Proposed Legal Shield For Accountants Faces Criticism


DOW JONES NEWSWIRES
February 28, 2008 7:30 a.m.

By Judith Burns


(This article was originally published Wednesday)

WASHINGTON (Dow Jones)--Consumer and investor advocates raised concerns Wednesday about giving new legal protections to accountants who can show they used "reasonable" professional judgment in reviewing a company's books.

An advisory committee to the Securities and Exchange Commission headed by MFS Investment Management Inc.
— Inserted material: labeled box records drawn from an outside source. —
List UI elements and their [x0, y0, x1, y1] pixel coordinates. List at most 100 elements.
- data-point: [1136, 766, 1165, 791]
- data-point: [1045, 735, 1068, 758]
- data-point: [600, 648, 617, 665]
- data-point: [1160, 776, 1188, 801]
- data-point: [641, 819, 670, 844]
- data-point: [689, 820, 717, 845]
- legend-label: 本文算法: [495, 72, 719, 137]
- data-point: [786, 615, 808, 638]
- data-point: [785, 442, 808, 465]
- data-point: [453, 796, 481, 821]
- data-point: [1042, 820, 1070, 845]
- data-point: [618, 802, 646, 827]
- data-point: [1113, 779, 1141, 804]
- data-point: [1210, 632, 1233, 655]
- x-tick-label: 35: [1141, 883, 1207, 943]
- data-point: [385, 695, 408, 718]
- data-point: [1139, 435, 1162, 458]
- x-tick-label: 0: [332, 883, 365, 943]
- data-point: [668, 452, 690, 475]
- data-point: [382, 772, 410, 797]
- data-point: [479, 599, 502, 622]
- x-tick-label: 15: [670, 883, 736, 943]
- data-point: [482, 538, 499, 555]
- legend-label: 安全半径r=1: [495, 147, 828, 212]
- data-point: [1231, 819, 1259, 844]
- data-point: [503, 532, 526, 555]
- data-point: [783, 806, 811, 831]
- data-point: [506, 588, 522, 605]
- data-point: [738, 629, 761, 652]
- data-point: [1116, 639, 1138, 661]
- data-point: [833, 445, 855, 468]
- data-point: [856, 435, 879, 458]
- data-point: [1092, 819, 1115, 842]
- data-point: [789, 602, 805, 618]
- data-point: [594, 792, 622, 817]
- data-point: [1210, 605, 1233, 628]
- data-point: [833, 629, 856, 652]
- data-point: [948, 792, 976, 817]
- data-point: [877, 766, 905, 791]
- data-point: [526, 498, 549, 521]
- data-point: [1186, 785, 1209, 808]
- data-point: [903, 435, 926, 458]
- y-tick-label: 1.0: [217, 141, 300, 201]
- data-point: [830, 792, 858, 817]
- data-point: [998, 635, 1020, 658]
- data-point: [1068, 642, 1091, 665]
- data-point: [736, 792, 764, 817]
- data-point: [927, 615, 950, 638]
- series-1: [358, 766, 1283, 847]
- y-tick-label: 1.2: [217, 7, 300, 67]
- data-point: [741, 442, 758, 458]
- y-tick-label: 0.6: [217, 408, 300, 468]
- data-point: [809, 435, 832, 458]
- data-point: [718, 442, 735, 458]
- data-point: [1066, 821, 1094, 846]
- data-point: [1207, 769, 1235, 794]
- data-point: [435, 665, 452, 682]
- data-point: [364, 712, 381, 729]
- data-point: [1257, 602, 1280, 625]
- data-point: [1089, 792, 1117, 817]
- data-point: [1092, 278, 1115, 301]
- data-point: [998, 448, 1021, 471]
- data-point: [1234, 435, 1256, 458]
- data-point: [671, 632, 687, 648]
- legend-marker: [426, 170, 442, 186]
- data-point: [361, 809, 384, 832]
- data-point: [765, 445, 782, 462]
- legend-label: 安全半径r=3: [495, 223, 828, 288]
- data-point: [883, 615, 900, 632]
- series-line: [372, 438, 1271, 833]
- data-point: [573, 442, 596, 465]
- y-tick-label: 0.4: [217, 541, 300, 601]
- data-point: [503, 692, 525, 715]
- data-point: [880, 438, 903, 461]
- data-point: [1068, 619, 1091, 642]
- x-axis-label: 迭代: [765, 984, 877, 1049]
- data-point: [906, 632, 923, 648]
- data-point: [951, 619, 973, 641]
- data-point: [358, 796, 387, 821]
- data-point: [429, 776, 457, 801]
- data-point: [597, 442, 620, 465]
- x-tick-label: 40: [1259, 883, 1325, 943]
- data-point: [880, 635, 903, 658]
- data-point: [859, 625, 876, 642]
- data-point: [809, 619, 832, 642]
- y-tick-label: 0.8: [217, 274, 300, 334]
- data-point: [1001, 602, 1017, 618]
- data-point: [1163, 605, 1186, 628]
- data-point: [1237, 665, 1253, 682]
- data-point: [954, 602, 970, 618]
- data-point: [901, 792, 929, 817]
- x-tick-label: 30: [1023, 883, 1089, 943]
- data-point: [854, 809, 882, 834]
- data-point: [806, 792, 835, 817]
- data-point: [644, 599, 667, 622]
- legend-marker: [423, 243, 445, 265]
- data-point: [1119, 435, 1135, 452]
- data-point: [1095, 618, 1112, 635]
Chairman Robert Pozen recommended such an approach in an interim report this month.  The Pozen committee is slated to issue its final report to the SEC this summer.

The idea:  have the SEC and the Public Company Accounting Oversight Board establish a clear list of do's and don'ts on exercising professional judgment, and create a "safe harbor" that protects accountants and auditors who follow the framework from SEC enforcement actions or private lawsuits.

Members of a standing PCAOB advisory committee had mixed reaction to the idea, with many criticizing it at a public meeting here Wednesday.

"There should not be a safe harbor," said Lynn Turner, the former SEC chief accountant.  He also questioned the need for a judgment framework, saying most of the proposal already appears in U.S. accounting rules or reflects common sense - something Turner said should not have to be spelled out by regulators.

Barbara Roper, the director of investor protection for the Consumer Federation of America, called the proposal a naive one that could be "easy to manipulate by the next Andy Fastow," referring to Enron Corp.'s former chief financial officer, now in prison for securities fraud.

Institutional investors are likely to balk at anything that restricts the SEC's ability to bring enforcement actions, said Jeffrey Mahoney, general counsel for the Council of Institutional Investors.  He urged the SEC advisory committee to hold off on its proposal pending the release of a study of financial restatements being prepared for the U.S. Treasury Department.

Supporters of the concept said the U.S. needs a clear framework in place for accounting professionals, particularly if it considers moving to international accounting standards, which have fewer hard and fast rules than U.S. accounting.

"There is a need for this," said Vincent Coleman, a certified public accountant who is the U.S. national office professional practice leader for PricewaterhouseCoopers LLP.  Coleman said it would be helpful to have regulators acknowledge that there may be more than one right answer to complex accounting or auditing questions, and to protect accounting professionals from unreasonable second-guessing.

Accountants want clarity, not "a free pass," stressed Randy Fletchall, vice chairman of professional practice and risk management at Ernst & Young.  He also said that without a judgment framework in place, efforts to move the U.S. to international accounting "will not be successful."

Accountants who want to do the right thing may benefit from a judgment framework, but those bent on wrongdoing might exploit it, other advisory panel members cautioned. Turner compared the proposed framework to the Ten Commandments, suggesting that no matter how clear the standards are, they are sure to be broken.

Several advisory committee members urged the SEC advisory group to retool the proposed professional judgment framework and drop the idea of providing any legal protections to those who use it.

"I think where people get uptight is when you start talking safe harbors," said Joseph Carcello, a professor at the University of Tennessee in Nashville, and director of research at its corporate governance center.